State-of-the-art energetic and morphological modelling of the launching site of the M87 jet

M87 has been the target of numerous astronomical observations across the electromagnetic spectrum, and very long baseline interferometry has resolved an edge-brightened jet1–4. However, the origin and formation of its jets remain unclear.

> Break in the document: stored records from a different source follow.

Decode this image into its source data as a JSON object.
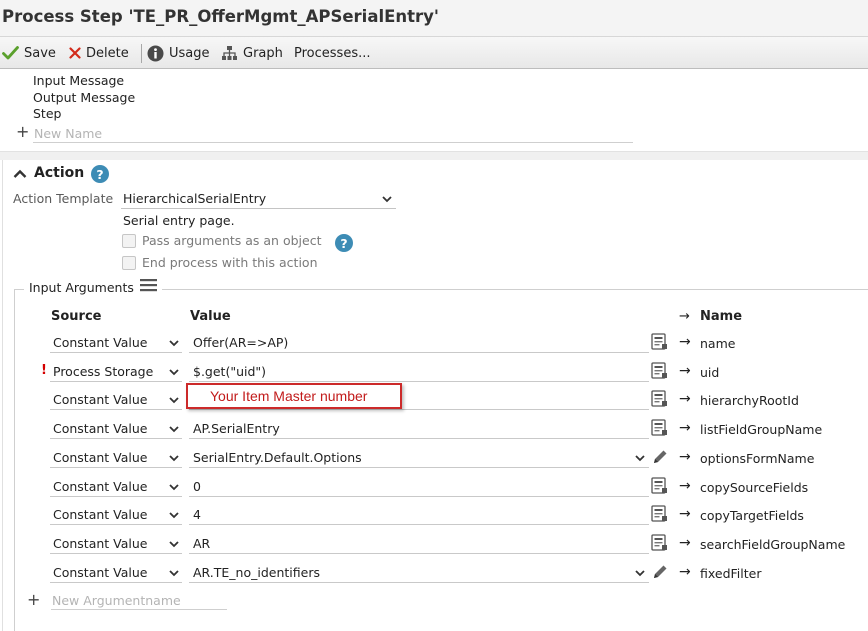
{
  "window": {
    "title": "Process Step 'TE_PR_OfferMgmt_APSerialEntry'"
  },
  "toolbar": {
    "save_label": "Save",
    "delete_label": "Delete",
    "usage_label": "Usage",
    "graph_label": "Graph",
    "processes_label": "Processes..."
  },
  "top_section": {
    "items": [
      "Input Message",
      "Output Message",
      "Step"
    ],
    "new_name_placeholder": "New Name"
  },
  "action": {
    "header": "Action",
    "help_icon": "?",
    "template_label": "Action Template",
    "template_value": "HierarchicalSerialEntry",
    "description": "Serial entry page.",
    "pass_args_label": "Pass arguments as an object",
    "end_process_label": "End process with this action",
    "pass_args_checked": false,
    "end_process_checked": false
  },
  "input_arguments": {
    "legend": "Input Arguments",
    "col_source": "Source",
    "col_value": "Value",
    "col_name": "Name",
    "rows": [
      {
        "source": "Constant Value",
        "value": "Offer(AR=>AP)",
        "name": "name",
        "warning": "",
        "value_type": "text"
      },
      {
        "source": "Process Storage",
        "value": "$.get(\"uid\")",
        "name": "uid",
        "warning": "!",
        "value_type": "text"
      },
      {
        "source": "Constant Value",
        "value": "",
        "name": "hierarchyRootId",
        "warning": "",
        "value_type": "text"
      },
      {
        "source": "Constant Value",
        "value": "AP.SerialEntry",
        "name": "listFieldGroupName",
        "warning": "",
        "value_type": "text"
      },
      {
        "source": "Constant Value",
        "value": "SerialEntry.Default.Options",
        "name": "optionsFormName",
        "warning": "",
        "value_type": "select"
      },
      {
        "source": "Constant Value",
        "value": "0",
        "name": "copySourceFields",
        "warning": "",
        "value_type": "text"
      },
      {
        "source": "Constant Value",
        "value": "4",
        "name": "copyTargetFields",
        "warning": "",
        "value_type": "text"
      },
      {
        "source": "Constant Value",
        "value": "AR",
        "name": "searchFieldGroupName",
        "warning": "",
        "value_type": "text"
      },
      {
        "source": "Constant Value",
        "value": "AR.TE_no_identifiers",
        "name": "fixedFilter",
        "warning": "",
        "value_type": "select"
      }
    ],
    "new_argument_placeholder": "New Argumentname"
  },
  "annotation": {
    "callout_text": "Your Item Master number",
    "color": "#cc2a2a"
  },
  "colors": {
    "accent": "#3d8cb5",
    "save_check": "#5aa02c",
    "delete_x": "#d22a1a"
  }
}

In our current understanding, black holes (BH) are the driving engine of jet formation5, and indeed the recent Event Horizon Telescope observations revealed a ring-like structure in agreement with theoretical models of accretion onto a rotating Kerr BH6. In addition to the spin of the BH being a potential source of energy for the launching mechanism, magnetic fields are believed to play a key role in the formation of relativistic jets7,8. A priori, the spin, a⋆, of the BH in M87⋆ is unknown; however, when accounting for the estimates of the X-ray luminosity and jet power, values of $$\left|{a}_{\star }\right|\gtrsim 0.5$$ appear favoured6. Besides the properties of the accretion flow and the BH spin, the radiation microphysics including the particle distribution (thermal6 and non-thermal9,10) as well as the particle acceleration mechanism11 play a crucial role. We show that general relativistic magnetohydrodynamic simulations and general relativistic radiative transfer calculations can reproduce the broadband spectrum from the radio to the near-infrared regime and simultaneously match the observed collimation profile of M87, thus allowing us to set rough constraints on the dimensionless spin of M87* to be 0.5 ≲ a⋆ ≲ 1.0, with higher spins being possibly favoured. General relativistic magnetohydrodynamic simulations with general relativistic radiative transfer reproduce remarkably well the broadband spectrum and morphology of the innermost jet of M87, allowing some first rough constraints on the spin of M87*.